Antioxidantes, como o resveratrol, têm papel importante na ação contra os radicais livres produzidos pelo corpo que, em excesso, podem causar lesões celulares e favorecer o desenvolvimento de doenças como o Alzheimer e a aterosclerose. Apesar disso, relacionar o consumo de vinho a uma proteção significativa e garantida contra esses problemas pode ser um exagero.
“Há outras moléculas antioxidantes; por exemplo, sabemos que a vitamina C tem esse efeito, mas não dá para dizer que tudo se resolve com acerola”, exemplifica William Peres, conselheiro federal de Farmácia pelo Rio Grande do Sul e professor do Centro de Ciências Químicas, Farmacêuticas e de Alimentos da Universidade Federal de Pelotas (UFPel).
Afirmações sobre os benefícios do vinho também contam com efeitos confundidores, já que hábitos e alimentação saudáveis podem ser responsáveis pela proteção cardiovascular atribuída ao consumo da bebida.

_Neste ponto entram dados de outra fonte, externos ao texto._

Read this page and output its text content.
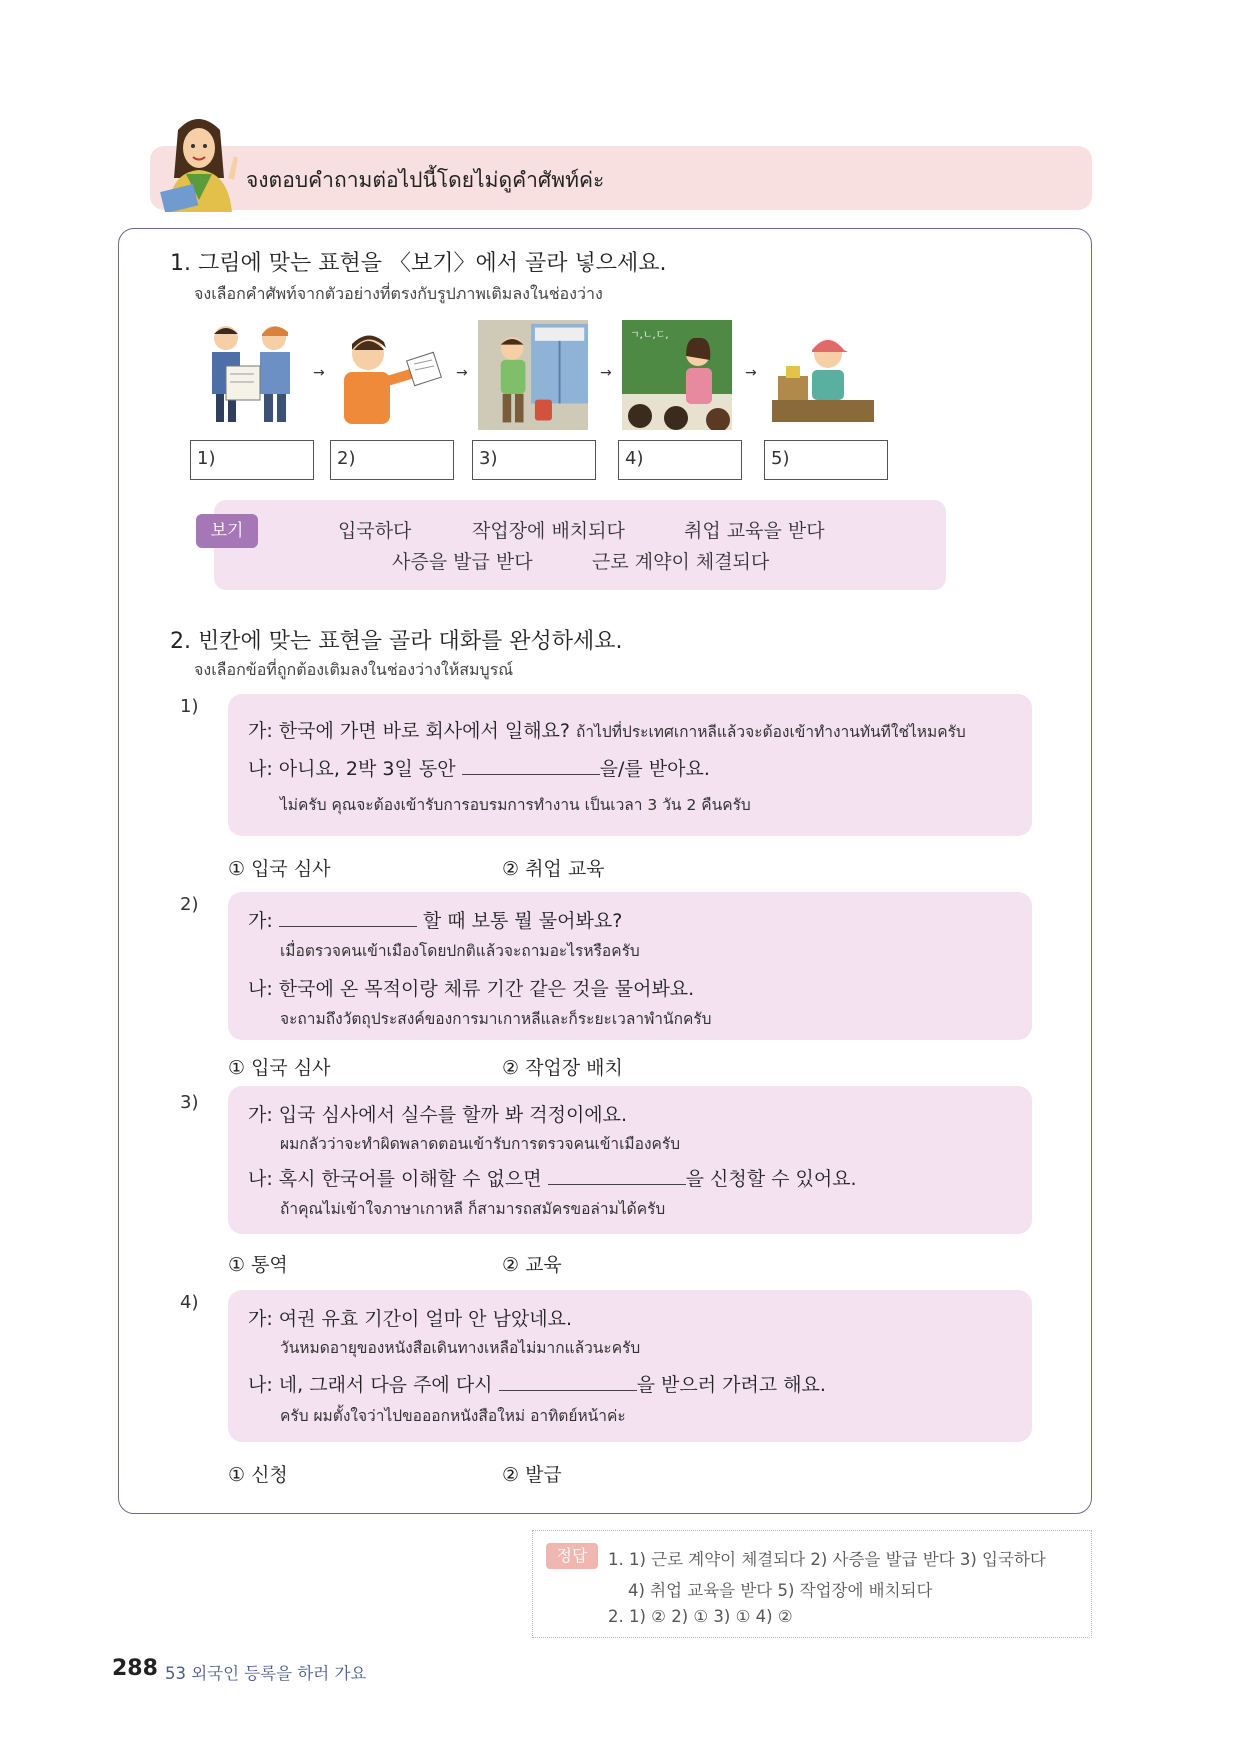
จงตอบคำถามต่อไปนี้โดยไม่ดูคำศัพท์ค่ะ
1. 그림에 맞는 표현을 〈보기〉에서 골라 넣으세요.
จงเลือกคำศัพท์จากตัวอย่างที่ตรงกับรูปภาพเติมลงในช่องว่าง
→	→	→
ㄱ,ㄴ,ㄷ,
→
1)	2)	3)	4)	5)
보기	입국하다	작업장에 배치되다	취업 교육을 받다
사증을 발급 받다	근로 계약이 체결되다
2. 빈칸에 맞는 표현을 골라 대화를 완성하세요.
จงเลือกข้อที่ถูกต้องเติมลงในช่องว่างให้สมบูรณ์
1)
가: 한국에 가면 바로 회사에서 일해요? ถ้าไปที่ประเทศเกาหลีแล้วจะต้องเข้าทำงานทันทีใช่ไหมครับ
나: 아니요, 2박 3일 동안	을/를 받아요.
ไม่ครับ คุณจะต้องเข้ารับการอบรมการทำงาน เป็นเวลา 3 วัน 2 คืนครับ
① 입국 심사	② 취업 교육
2)
가:	할 때 보통 뭘 물어봐요?
เมื่อตรวจคนเข้าเมืองโดยปกติแล้วจะถามอะไรหรือครับ
나: 한국에 온 목적이랑 체류 기간 같은 것을 물어봐요.
จะถามถึงวัตถุประสงค์ของการมาเกาหลีและก็ระยะเวลาพำนักครับ
① 입국 심사	② 작업장 배치
3)
가: 입국 심사에서 실수를 할까 봐 걱정이에요.
ผมกลัวว่าจะทำผิดพลาดตอนเข้ารับการตรวจคนเข้าเมืองครับ
나: 혹시 한국어를 이해할 수 없으면	을 신청할 수 있어요.
ถ้าคุณไม่เข้าใจภาษาเกาหลี ก็สามารถสมัครขอล่ามได้ครับ
① 통역	② 교육
4)
가: 여권 유효 기간이 얼마 안 남았네요.
วันหมดอายุของหนังสือเดินทางเหลือไม่มากแล้วนะครับ
나: 네, 그래서 다음 주에 다시	을 받으러 가려고 해요.
ครับ ผมตั้งใจว่าไปขอออกหนังสือใหม่ อาทิตย์หน้าค่ะ
① 신청	② 발급
정답	1. 1) 근로 계약이 체결되다 2) 사증을 발급 받다 3) 입국하다
4) 취업 교육을 받다 5) 작업장에 배치되다
2. 1) ② 2) ① 3) ① 4) ②
288 53 외국인 등록을 하러 가요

Em países como França e Itália, de onde vem boa parte dos estudos que fazem essa associação, a dieta mediterrânea é conhecida por ser rica em alimentos frescos e antioxidantes, como azeite de oliva, oleaginosas, uvas e peixes.
“Como cardiologista, a gente nunca pode sugerir beber para ter um efeito benéfico”, destaca Fábio Fernandes, membro da Sociedade Brasileira de Cardiologia (SBC) e diretor do grupo de miocardiopatias do Instituto do Coração (Incor HCFMUSP).
Artigo publicado no JAMA Network Open no início de 2022 apontou que não há nível de consumo de álcool totalmente seguro para o coração. O risco é pequeno quando as pessoas consomem, em média sete doses por semana, em comparação com nenhuma.
Mas, claro, a quantidade importa muito e, “na medida em que vai além das faixas mais moderadas, o risco aumenta bastante”, conforme Krishna G. Aragam, cardiologista do Massachusetts General Hospital (EUA) e um dos autores do estudo. O trabalho envolveu análises dos genes e dados médicos de quase 400 mil pessoas do UK Biobank, um repositório britânico, com idade média de 57 anos e consumo médio de 9,2 doses por semana.
Alguns cientistas relataram que o consumo com moderação protege o coração porque bebedores moderados, tomados em conjunto, têm menos doenças cardíacas do que quem bebe muito ou não bebe. Mas não é que o vinho ou a cerveja do fim de semana protege o coração.
Bebedores leves a moderados — até 14 doses por semana — tendem a ter outras características que diminuem seu risco, como fumar menos, se exercitar mais e pesar menos do que aqueles que bebem mais e os que não bebem. Segundo Aragam, porém, não se sabe por que bebedores moderados tendem a ser mais saudáveis do que as pessoas que não bebem.